We describe an adCORD phenotype based on a conservative substitution of a hydrophobic residue (L151), located in the Ca²⁺-binding loop of EF4, by another hydrophobic residue (F), which is not much bulkier than L. This is surprising, and for this reason we investigated the consequences of this mutation rigorously by biochemical, biophysical, and molecular modeling techniques. The pathogenic properties of the GCAP1-L151F mutations described in this article are supported by several independent observations. First, the mutation decreases the Ca²⁺ sensitivity of GC stimulation, an effect also seen in Y99C, E155G, and I143NT mutations. ²² The change in sensitivity leads to persistent stimulation of GC1 at high “dark” Ca²⁺ and to disease due to gain of function.
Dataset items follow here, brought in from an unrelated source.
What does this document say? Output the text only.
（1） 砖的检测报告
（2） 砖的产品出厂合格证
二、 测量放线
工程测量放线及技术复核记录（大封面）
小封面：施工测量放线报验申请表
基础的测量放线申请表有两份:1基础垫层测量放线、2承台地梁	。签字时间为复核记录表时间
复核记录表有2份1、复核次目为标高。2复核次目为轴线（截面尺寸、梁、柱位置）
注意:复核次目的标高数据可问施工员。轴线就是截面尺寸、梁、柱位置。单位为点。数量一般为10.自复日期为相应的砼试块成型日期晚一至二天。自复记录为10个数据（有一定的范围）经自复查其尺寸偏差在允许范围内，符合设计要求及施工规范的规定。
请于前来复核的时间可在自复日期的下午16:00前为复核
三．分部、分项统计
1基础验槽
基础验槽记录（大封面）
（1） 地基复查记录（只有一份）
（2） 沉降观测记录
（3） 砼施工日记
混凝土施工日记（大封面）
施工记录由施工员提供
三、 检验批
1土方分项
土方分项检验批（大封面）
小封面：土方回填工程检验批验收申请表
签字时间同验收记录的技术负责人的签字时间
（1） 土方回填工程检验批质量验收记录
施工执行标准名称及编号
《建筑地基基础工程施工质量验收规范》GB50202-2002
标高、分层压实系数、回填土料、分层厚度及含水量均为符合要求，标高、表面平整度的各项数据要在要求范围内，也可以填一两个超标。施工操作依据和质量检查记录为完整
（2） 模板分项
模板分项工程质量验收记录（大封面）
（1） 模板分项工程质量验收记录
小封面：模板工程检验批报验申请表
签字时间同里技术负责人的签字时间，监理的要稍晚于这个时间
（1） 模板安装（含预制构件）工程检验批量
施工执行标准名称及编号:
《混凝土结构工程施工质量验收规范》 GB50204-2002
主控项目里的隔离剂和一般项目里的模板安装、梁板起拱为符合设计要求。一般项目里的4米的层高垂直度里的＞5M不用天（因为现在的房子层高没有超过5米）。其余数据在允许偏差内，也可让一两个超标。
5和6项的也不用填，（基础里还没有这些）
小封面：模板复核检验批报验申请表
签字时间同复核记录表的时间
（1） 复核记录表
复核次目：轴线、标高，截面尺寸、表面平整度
Second, recombinant GCAP1-L151F is susceptible to proteolysis, because it is unable to assume a compact Ca²⁺-bound conformation essential for inactivity at dark Ca²⁺ (Fig. 2D) . Third, MDs of WT-GCAP1 and L151F-GCAP1 confirmed that a significant change in the structure of mutant GCAP1 influences the binding of Ca²⁺ in EF4 and EF2 (Fig. 4) . Although residue 151 in EF4 is forming a β-sheet with EF3, no hydrogen bond is broken after mutation and during the entire simulation. Fourth, the L151F mutations have been independently identified in a large Utah pedigree with dominant cone dystrophy. ⁶³ The reason for the discrepancy in phenotype (adCD versus adCORD) is unclear, but anomalies in the rod response may be slow in developing and may depend on the genetic background. 
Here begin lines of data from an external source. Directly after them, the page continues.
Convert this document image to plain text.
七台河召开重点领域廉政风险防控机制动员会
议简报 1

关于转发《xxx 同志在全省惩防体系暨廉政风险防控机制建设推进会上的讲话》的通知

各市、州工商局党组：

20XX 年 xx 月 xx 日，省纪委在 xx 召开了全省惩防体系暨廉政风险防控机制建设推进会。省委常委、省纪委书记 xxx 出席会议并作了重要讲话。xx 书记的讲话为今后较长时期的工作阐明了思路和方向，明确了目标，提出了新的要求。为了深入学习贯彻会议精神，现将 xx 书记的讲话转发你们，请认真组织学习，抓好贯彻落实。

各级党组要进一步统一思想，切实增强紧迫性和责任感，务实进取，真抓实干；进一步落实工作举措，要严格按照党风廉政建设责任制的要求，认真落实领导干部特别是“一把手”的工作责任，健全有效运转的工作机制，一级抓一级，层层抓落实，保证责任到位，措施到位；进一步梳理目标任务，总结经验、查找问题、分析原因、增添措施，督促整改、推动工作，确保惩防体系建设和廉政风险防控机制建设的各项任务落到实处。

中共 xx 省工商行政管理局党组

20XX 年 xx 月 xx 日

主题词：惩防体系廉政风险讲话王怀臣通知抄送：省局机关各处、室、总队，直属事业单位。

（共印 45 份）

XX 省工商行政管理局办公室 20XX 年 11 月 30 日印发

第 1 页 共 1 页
In summary, all GCAP1 mutations identified so far and linked to retinal disease (Y99C, E155G, I143NT) are inherited in a dominant fashion, and affect Ca²⁺ coordination and Ca²⁺ sensitivity (exception P50L, which may be a rare polymorphism). The EF hand mutants display a gain of function at physiological high (dark) [Ca²⁺], at which WT-GCAP1 normally would be inactive. The gain of function consists of persistent stimulation of photoreceptor guanylate cyclase leading to elevated levels of cGMP in the cytoplasm of rod and cone outer segments. It is not surprising that GCAP1 mutants disrupting the interface between GCAP1 and guanylate cyclase associated with retina disease have not been identified, since mice lacking GCAP1 and -2 display no measurable retina degeneration. ^{32 34} It is currently not understood why some mutations (E155G, Y99C) lead to adCD, whereas L151F causes a more severe adCORD phenotype. This may depend on the degree of stimulation in the dark-adapted photoreceptors, and the level of cytoplasmic cGMP that is established in the dark. Higher levels would be considered more cytotoxic, but not quite as high levels as are thought to lead to milder phenotypes. Transgenic mice expressing mutant GCAPs and mimicking the human disease may be useful in answering these questions.